Using 2-photon microscopy, Poort, Khan et al. imaged primary visual cortex (V1) in mice over a week as they learned a visual discrimination task and then, as they performed an attention-switching task over the course of a day. As mice learnt the task, and as they switched attention, individual V1 neurons showed increased selectivity, thus becoming better at signalling which stimulus was presented to the mouse. Surprisingly, even though the same neurons were involved in both processes, selectivity changes following the learning and attention tasks were not correlated.

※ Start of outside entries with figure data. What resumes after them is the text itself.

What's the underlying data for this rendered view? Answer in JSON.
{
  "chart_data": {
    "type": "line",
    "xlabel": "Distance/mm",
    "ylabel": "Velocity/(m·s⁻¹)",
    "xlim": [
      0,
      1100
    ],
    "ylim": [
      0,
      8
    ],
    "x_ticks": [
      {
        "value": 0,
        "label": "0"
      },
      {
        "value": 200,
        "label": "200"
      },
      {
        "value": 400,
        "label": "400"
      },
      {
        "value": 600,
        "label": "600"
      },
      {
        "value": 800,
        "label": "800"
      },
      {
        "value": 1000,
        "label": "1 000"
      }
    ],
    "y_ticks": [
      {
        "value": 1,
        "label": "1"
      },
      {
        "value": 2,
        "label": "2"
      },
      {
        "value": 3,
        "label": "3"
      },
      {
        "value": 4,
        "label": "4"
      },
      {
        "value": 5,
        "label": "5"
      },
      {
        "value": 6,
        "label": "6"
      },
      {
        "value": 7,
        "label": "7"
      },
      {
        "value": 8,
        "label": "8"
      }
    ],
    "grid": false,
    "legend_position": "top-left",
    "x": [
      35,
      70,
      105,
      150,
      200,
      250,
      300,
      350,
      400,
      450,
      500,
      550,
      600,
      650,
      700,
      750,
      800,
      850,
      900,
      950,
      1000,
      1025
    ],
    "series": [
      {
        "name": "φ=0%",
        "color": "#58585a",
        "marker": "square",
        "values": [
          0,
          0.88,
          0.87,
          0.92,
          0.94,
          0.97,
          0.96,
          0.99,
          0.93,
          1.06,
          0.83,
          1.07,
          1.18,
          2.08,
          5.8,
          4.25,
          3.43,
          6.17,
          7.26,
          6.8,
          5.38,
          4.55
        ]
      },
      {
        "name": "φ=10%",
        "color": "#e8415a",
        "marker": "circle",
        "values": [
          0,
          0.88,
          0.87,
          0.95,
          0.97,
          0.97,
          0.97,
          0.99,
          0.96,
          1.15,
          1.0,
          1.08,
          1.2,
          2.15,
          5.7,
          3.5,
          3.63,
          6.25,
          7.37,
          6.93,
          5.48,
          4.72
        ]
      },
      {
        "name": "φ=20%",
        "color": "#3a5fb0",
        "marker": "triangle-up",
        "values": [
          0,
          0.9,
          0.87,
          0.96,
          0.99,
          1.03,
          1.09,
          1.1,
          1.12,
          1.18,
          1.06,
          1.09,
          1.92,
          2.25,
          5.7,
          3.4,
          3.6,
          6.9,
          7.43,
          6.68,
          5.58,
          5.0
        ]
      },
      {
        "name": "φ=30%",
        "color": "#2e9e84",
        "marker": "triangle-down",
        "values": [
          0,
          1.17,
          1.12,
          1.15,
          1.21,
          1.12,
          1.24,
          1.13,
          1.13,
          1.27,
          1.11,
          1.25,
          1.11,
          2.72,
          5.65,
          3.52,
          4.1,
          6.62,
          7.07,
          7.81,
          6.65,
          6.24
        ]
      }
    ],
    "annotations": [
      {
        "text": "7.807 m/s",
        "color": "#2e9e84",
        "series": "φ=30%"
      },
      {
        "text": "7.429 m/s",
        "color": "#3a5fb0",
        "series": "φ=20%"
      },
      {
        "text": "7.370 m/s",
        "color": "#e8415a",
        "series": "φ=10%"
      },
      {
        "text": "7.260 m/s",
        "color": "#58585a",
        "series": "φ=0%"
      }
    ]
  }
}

Exploring these findings, the authors found that during learning, selectivity increases were a result of suppression of responses whereas when paying attention, the increased selectivity was driven largely by selective enhancement of responses to specific stimuli.

Further exploration showed that learning and attention differentially affected interactions between excitatory cells and parvalbumin, somatostatin and VIP expressing inhibitory cells. Computational modelling of these findings, revealed that learning led to a reorganisation of local connectivity, with excitatory and PV inhibitory cells forming highly connected subnetworks. On the other hand, cell class-specific top-down inputs best explained improved attentional modulation. These findings show how different mechanisms are employed by the brain in V1 over shorter and longer time scales to improve visual performance.

Dr Adil Khan commented:

Our findings highlight that the cortex is remarkably versatile. The same individual cells can not only participate in different cognitive processes such as learning and attention, but can do so using distinct mechanisms. We can now begin to ask further mechanistic questions, such as how local connectivity changes, top-down inputs or neuromodulators guide these processes.

This important paper is a significant methodological advancement: using 2-photon imaging in behaving mice to visualise the same neurons across different behavioural tasks gives rise to a multitude of possibilities for understanding behaviour and cognition on a new level. Poort, Khan et al. focus on learning and attention in V1 and their findings prompt further work to understand behaviour and cognition at this level in other brain regions.